Kay Waechter findet, Kundgebungen müssten auch während einer Seuche erlaubt sein, wenn sie Hygiene-Auflagen erfüllen.

Demo auf Abstand am Hamburger Hauptbahnhof: Die Polizei löste sie trotzdem auf Foto: Bodo Marks/dpa
Gernot Knödler
Interview von Gernot Knödler

Herr Waechter, auf welcher Grundlage kann der Hamburger Senat das Demonstrationsrecht einschränken?

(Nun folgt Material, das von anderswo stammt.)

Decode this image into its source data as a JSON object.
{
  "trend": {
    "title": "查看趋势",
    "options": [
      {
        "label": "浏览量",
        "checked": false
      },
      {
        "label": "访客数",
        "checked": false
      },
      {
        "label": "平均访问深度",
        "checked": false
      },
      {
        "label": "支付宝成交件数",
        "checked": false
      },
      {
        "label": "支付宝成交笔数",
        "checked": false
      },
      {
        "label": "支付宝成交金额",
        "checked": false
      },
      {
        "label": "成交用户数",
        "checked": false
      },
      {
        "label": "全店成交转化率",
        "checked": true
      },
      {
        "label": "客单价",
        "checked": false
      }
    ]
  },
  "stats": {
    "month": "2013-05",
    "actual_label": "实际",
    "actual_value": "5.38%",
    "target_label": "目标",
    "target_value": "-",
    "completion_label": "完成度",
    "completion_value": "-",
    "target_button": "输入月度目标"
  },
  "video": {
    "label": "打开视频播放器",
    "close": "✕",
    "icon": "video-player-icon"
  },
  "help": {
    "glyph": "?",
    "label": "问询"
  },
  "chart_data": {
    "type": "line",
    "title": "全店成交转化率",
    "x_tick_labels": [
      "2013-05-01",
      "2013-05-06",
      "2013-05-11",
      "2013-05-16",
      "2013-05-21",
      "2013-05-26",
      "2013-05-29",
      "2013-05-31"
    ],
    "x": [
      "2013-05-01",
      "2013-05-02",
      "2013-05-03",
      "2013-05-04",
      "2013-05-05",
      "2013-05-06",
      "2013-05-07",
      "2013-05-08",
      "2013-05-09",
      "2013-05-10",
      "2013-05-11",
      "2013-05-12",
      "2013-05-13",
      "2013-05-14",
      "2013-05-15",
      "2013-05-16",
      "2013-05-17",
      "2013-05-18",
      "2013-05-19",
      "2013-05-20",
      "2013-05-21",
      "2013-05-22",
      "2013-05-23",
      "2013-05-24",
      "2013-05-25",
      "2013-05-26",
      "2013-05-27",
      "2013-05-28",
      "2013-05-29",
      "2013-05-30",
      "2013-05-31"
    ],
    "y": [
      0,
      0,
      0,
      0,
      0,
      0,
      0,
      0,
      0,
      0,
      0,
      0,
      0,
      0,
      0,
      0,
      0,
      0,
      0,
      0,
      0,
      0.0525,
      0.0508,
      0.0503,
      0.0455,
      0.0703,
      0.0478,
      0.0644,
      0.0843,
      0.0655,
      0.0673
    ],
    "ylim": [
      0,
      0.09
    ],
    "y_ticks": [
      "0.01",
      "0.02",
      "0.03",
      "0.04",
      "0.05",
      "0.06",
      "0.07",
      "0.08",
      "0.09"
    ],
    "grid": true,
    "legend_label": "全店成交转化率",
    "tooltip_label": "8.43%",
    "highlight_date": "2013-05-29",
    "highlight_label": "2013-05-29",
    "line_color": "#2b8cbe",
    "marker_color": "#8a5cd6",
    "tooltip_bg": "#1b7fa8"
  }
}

Kay Waechter: An sich unterliegen Versammlungen nur dem Versammlungsgesetz. Das gilt aber nur für versammlungsbezogene Eingriffe. Eingriffe, die andere Ziele verfolgen – wie Infektionsschutz – sind nach den einschlägigen Gesetzen zu beurteilen. Also darf das Infektionsschutzgesetz angewandt werden. Grundsätzlich sind daher auch Demonstrationen nach dem Infektionsschutzrecht beschränkbar. Das wird indirekt bestätigt durch Artikel 11 des Grundgesetzes, nach dem die Freizügigkeit bei Seuchengefahr aufgehoben werden kann.

Reicht dafür ein Verwaltungsakt?

Da Artikel 8 des Grundgesetzes auch Eingriffe aufgrund eines Gesetzes erlaubt, muss der Eingriff nicht direkt durch Gesetz oder Rechtsverordnung erfolgen, auch eine Allgemeinverfügung auf gesetzlicher Grundlage des Infektionsschutzgesetzes oder einer Verordnung dazu kommt in Betracht.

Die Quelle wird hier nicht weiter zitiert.